The 5-acre Siesta Key Lower School Campus is on the National Register of Historic Places as Out-of-Door School. Located on Siesta Key in Sarasota County, FL, the Lower Campus is located on a barrier island. The 90-acre (360,000 m2) Uihlein Campus, home to the Middle and Upper Schools is located in Lakewood Ranch. In 2017, the School partnered with Mote Marine Laboratory to create a Marine Biology classroom equipped with six oversized aquariums and an interactive touch tank for students. ODA has installed more than 550 solar panels throughout the Historic Siesta Key Campus, one of the biggest solar projects in the region.

Siesta Key Campus was renovated between 2008 and 2021, which included construction of a three-story academic building and covered athletic pavilion.

The 90-acre (360,000 m2) Uihlein Campus is located at Lakewood Ranch. The Uihlein Campus is home to the Middle and Upper Schools, serving grades 6-12.

The Uihlein Campus consists of 12 main buildings which include a performing arts center which houses The Black Box Theater, the Savidge/Bowers Library, two Dart STEM labs, an augmented reality lab, makerspace labs, the Dick Vitale Family Student Center, Petrik Family Commons, in addition to classrooms. Athletics facilities include the Petrik Thunderdome, Gelbman Family Wellness Center, Uihlein Sports Complex, the Dietrich Family Sports Complex and Taylor Emmons Memorial Baseball Field, Malisoff Tennis Center, Thunder Athletic Complex, and Fox Field House.

Construction began in 2008 for a performing arts center at the Uihlein Campus at Lakewood Ranch, and the center opened in 2009. Renovation of the Siesta Key campus and construction of new athletic facilities also began in 2008.

Construction of a Middle School Campus (Dart STEM Center, Summer Breeze Center) was completed in 2020 adding more than 13,500 square feet of instructional space. The new building includes a STEM lab, augmented reality/AV lab, makerspace, art studio, and student commons in addition to flexible classrooms and learning spaces for core coursework.
ODA installed 705 solar panels at the Uihlein campus in 2020 reducing energy consumption 65%; an additional 905 panels in 2021 further reduced commercial energy reliance.

== Curriculum ==
The academy's curriculum is a liberal arts program that includes mathematics, English, science, social studies, Foreign Language including Spanish, Latin, and Mandarin Chinese, and music and visual and performing arts. Advanced Placement (AP) and honors courses are available.

== STEM science ==
On September 2, 2014, ODA school leaders and lead donors broke ground on two new facilities: the Dick Vitale Family Student Center and Dart Foundation STEM Center.
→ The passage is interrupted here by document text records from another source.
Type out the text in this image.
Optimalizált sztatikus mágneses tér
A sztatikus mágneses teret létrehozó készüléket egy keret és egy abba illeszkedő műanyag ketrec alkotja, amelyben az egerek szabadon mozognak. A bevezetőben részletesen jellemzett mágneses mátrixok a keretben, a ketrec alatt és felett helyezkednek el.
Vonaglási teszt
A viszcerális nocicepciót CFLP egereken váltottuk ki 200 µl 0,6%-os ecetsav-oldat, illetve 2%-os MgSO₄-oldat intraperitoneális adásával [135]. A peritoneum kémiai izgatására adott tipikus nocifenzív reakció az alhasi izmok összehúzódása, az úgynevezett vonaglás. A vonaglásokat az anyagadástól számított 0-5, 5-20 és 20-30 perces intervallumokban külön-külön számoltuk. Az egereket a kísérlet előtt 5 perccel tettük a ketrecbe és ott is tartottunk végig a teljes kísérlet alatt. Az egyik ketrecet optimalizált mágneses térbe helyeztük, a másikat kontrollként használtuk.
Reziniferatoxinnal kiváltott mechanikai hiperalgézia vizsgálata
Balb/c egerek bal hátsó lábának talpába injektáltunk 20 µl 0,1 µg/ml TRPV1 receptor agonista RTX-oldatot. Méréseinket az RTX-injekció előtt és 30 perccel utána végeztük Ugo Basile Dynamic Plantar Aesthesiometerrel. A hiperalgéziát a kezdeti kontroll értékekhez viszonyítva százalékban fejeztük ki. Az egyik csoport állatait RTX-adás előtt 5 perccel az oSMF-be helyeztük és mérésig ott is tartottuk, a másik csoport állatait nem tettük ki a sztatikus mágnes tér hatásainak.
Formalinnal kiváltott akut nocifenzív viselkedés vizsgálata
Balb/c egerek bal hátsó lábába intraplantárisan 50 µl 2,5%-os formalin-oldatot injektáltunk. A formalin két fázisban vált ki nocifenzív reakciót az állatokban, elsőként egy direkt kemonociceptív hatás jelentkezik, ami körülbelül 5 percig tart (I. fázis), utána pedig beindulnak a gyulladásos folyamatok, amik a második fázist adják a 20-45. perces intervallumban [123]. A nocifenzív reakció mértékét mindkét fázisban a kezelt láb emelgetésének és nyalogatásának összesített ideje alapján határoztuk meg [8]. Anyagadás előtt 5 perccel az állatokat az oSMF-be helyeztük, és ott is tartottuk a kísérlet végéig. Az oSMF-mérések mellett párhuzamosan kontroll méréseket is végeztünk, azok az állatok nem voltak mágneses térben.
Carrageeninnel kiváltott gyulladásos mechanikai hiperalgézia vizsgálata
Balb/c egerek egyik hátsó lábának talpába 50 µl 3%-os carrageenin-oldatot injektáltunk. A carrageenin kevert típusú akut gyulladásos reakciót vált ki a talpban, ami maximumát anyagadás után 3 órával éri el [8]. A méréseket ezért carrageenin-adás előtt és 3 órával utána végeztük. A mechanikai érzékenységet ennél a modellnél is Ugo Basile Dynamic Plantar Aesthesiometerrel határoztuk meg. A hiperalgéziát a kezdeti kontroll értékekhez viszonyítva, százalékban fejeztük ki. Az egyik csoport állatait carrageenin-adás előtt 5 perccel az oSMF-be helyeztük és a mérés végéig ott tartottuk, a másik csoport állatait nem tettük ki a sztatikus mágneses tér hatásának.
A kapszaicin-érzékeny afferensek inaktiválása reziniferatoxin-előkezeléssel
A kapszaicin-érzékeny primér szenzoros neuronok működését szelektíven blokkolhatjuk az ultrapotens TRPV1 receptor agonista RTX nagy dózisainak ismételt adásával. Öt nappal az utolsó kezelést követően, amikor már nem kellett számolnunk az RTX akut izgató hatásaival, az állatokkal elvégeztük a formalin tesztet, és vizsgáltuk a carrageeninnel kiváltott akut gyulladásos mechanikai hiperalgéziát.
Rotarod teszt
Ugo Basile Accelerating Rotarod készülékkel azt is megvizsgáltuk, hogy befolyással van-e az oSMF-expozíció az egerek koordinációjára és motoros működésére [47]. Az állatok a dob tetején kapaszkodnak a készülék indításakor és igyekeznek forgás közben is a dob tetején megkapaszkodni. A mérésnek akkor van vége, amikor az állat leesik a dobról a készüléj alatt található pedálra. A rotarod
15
The Dick Vitale Family Student Center was modeled after college-like campus centers where students could congregate study, collaborate, and socialize. The Dart Foundation STEM Center was designed to provide project-based learning lessons that integrated sciences, technology, engineering, and mathematics.

== Athletics ==
The Out-of-Door Academy’s 2021 Baseball Team won the FHSAA Class 2A state title 2018 Boys Tennis Team earned the FHSAA Class 1A state title. ODA's Football team won the 2023 SSAA 4A State Championship as well. ODA holds 12 state champion titles in individual sports, including tennis, golf, and track & field.

== Extracurricular activities ==
Student groups and activities include art club, community service club, drama club, National Honor Society, newspaper, Relay for Life, science/environmental club, student council, Tri-M Music Honors Society, Key Club, Invisible Children, and yearbook. Upper school students require 100 hours of community service in to graduate.

The Out-of-Door Academy athletic teams, known as the Thunder, compete in interscholastic competition in baseball, basketball, cheerleading, cross country, football, golf, lacrosse, sailing, soccer, softball, swimming, tennis, track & field, and volleyball.

== Accolades ==
In 2006, Out-of-Door Academy was recognized as a Cum Laude Society School. Out-of-Door Academy was voted "Best Private School" in 2003, 2004, and 2005 by Sarasota magazine.